- Born: 27 January 1938 Plessisville, Quebec, Canada
- Died: 31 October 2014 (aged 76)
- Genres: Chamber
- Instrument: Saxophone

= Pierre Bourque (saxophonist) =

Canadian saxophonist and music educator (1938–2014)

Pierre Bourque (27 January 1938 – 31 October 2014) was a Canadian saxophonist and music educator.

==Early life and education==
Born in Plessisville, Quebec, Bourque attended the Collège de Lévis in his youth. While there, he was a member of the Sainte-Cécile concert band from 1948 to 1955. In 1955 he entered the Conservatoire de musique du Québec à Québec (CMQQ) where he was a pupil of Maurice DeCelles. He transferred to the Conservatoire de Paris in France in 1958 where he was a pupil of Marcel Mule. He graduated from the conservatory in 1961 with a premier prix in saxophone performance.

== Career ==
Following his graduation from the Conservatoire de Paris he joined the teaching staff

at the Orford Art Centre in Quebec in 1961. He held that position for 11 years. He also taught concurrently at several other institutions. In 1962 he joined both the music staff at the Collège de Ste-Anne-de-la-Pocatière, where he taught through 1965. He also joined the faculty of the CMQQ in 1962 as professor of saxophone and wind chamber music; a post he held for several decades. In 1972 and 197,3 he served as the director of the Conservatoire de musique du Québec à Chicoutimi. His notable pupils include Jean Bouchard, Claude Brisson, Jacques Larocque, and Rémi Ménard among others.
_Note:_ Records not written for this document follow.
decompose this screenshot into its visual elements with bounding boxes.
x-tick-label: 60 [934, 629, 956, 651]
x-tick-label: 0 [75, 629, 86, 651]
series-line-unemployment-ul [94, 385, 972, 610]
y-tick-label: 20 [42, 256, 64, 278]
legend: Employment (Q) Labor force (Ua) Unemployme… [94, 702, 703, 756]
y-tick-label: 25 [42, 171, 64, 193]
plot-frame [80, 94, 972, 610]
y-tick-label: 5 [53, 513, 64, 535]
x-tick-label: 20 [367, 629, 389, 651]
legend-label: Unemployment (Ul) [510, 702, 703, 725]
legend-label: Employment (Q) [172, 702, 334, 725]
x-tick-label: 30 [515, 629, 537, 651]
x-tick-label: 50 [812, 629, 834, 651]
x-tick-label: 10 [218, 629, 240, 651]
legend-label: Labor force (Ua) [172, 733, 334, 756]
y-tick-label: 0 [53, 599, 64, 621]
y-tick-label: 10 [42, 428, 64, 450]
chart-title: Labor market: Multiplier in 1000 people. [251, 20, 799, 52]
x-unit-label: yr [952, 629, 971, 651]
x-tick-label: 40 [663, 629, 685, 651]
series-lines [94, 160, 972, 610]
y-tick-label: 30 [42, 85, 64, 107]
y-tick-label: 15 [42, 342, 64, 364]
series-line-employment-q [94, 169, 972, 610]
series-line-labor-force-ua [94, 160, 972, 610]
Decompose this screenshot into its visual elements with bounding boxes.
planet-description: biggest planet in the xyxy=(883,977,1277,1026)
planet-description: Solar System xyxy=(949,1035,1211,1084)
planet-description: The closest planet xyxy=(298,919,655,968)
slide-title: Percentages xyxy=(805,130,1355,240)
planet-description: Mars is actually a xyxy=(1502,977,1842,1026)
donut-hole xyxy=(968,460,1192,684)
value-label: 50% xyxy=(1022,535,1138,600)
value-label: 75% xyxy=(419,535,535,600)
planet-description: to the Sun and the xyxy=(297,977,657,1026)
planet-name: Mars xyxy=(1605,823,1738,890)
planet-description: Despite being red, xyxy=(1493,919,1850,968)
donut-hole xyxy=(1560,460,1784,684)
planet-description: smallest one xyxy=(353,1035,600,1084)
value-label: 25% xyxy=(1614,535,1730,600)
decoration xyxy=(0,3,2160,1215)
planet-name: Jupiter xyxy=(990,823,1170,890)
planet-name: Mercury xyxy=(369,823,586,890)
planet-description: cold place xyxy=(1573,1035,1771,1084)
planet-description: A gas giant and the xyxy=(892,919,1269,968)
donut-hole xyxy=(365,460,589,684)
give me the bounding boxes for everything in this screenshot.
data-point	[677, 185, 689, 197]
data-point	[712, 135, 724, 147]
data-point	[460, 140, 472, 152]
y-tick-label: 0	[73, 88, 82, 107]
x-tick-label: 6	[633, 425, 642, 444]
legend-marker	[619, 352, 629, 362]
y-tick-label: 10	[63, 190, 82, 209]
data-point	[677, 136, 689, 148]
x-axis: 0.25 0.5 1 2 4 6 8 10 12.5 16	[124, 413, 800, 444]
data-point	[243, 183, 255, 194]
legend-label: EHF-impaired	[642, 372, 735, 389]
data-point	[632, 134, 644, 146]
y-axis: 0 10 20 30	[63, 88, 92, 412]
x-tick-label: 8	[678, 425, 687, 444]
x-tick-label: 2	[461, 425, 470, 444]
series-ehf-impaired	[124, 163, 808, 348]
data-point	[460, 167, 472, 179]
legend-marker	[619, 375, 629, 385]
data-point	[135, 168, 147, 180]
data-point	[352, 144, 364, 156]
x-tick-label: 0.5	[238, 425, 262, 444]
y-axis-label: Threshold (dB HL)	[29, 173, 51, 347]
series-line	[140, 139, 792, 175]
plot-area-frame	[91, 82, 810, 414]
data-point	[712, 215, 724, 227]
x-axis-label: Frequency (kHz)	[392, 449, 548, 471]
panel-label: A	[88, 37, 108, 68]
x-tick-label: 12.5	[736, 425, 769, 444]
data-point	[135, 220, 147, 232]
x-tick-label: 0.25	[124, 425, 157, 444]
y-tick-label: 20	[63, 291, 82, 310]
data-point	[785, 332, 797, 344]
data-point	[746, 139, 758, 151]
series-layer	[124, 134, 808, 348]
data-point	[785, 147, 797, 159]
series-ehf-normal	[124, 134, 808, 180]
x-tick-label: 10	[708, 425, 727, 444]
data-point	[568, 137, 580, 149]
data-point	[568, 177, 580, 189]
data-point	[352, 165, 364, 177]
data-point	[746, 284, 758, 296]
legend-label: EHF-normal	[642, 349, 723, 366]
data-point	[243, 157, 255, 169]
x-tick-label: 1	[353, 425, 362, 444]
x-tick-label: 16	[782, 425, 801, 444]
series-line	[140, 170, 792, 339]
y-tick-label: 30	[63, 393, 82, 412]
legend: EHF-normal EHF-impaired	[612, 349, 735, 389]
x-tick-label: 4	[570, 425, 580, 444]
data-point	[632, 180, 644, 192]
While a college student, Bourque toured as a recitalist in concerts mounted by Youth and Music Canada in 1960 and 1961. In 1962 he appeared as a soloist for the first time with the Quebec Symphony Orchestra (QSO). He has appeared with the QSO frequently since then and has also been heard often in concerts with the CBC Quebec Chamber Orchestra. In 1963 he founded the Pierre Bourque Saxophone Quartet with several of his students at the CMQQ. The quartet actively performed and recorded together for more than 20 years; giving tours both in Canada and abroad. Bourque died on 31 October 2014, at the age of 76.